The need to be able to assure an abolitionist neighbour that we will not sentence a returned criminal to death is now the subject of an application before the courts. It is obviously not an easy decision and whichever way it goes it will create different categories of killers. In any case we already have two categories since women and old men who kill can no longer be sentenced to death.

Since independence it has not been easy to hang anyone, even when we had a mandatory death sentence for murder. The accused has to have a lawyer at his trial, an appeal is compulsory, the sentence has to be confirmed by the Cabinet and the Minister of Justice, Legal and Parliamentary Affairs has to sign the final warrant. It is clear that a majority of the Cabinet are not willing, on ethical grounds, to approve an execution and the present Justice Minister, Cde Emmerson Mnangagwa, has made it clear he will refuse to sign warrants, again on ethical grounds.

This does not mean that those who are not hanged are allowed out of prison to wander around. We keep them locked up and it looks like the Government is quite happy for them to be locked up for life.

Our murder rates have not changed and are still very low. Research around the world recognises that the deterrent for murder is not a death penalty, rather it is a near certainty of being caught followed by a serious penalty. Our police make that arrest following a killing a near certainty. So on practical grounds again there is no need to retain hanging.

We think the time has now come to start formalising what amounts to near abolition of the death penalty and get rid of it, on both ethical and practical grounds.
The opportunity arises when Parliament is asked to amend the relevant law to bring it in line with the Constitution.

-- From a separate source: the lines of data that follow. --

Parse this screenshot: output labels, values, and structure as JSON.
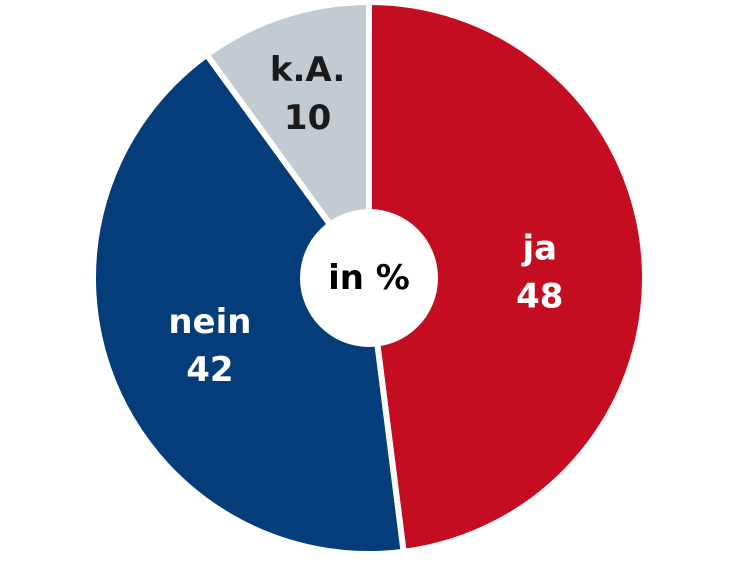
{
  "chart_data": {
    "type": "pie",
    "center_label": "in %",
    "slices": [
      {
        "label": "ja",
        "value": 48,
        "color": "#c40d20",
        "text_color": "#ffffff"
      },
      {
        "label": "nein",
        "value": 42,
        "color": "#053d7b",
        "text_color": "#ffffff"
      },
      {
        "label": "k.A.",
        "value": 10,
        "color": "#c2cbd2",
        "text_color": "#1a1a1a"
      }
    ]
  }
}
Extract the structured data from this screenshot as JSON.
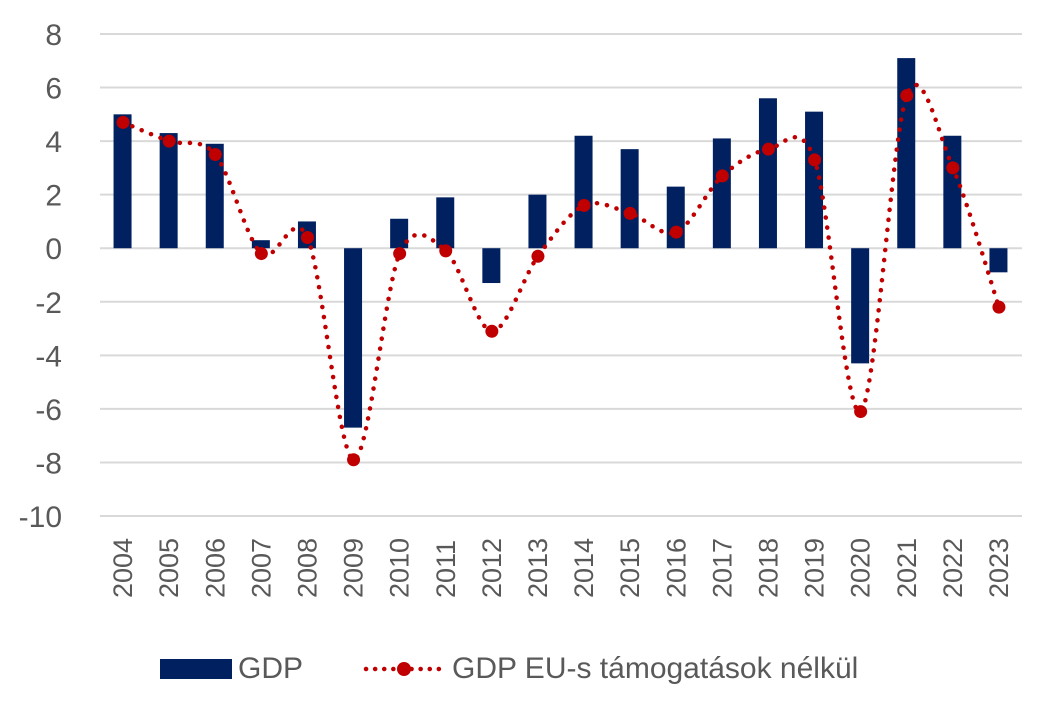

We would like to see a sentence of “life without parole” formally defined at least as an option and perhaps made mandatory for aggravated murder.

The Constitution just lays down the conditions for a death penalty; we can impose a lower punishment.
This change would retain a very powerful deterrent and would not be strongly opposed, we think, by those who still support the death penalty; the alternative to hanging still removes a killer permanently from society and still imposes drastic punishment.

And that punishment will be the same for all who commit the most brutal killings, whether they are men or women, or whether they have managed to flee to a country that has abolished the death penalty or whether they were caught at home.

But as a society we will not longer ourselves kill anyone, in effect lowering ourselves to the level of the killers we punish.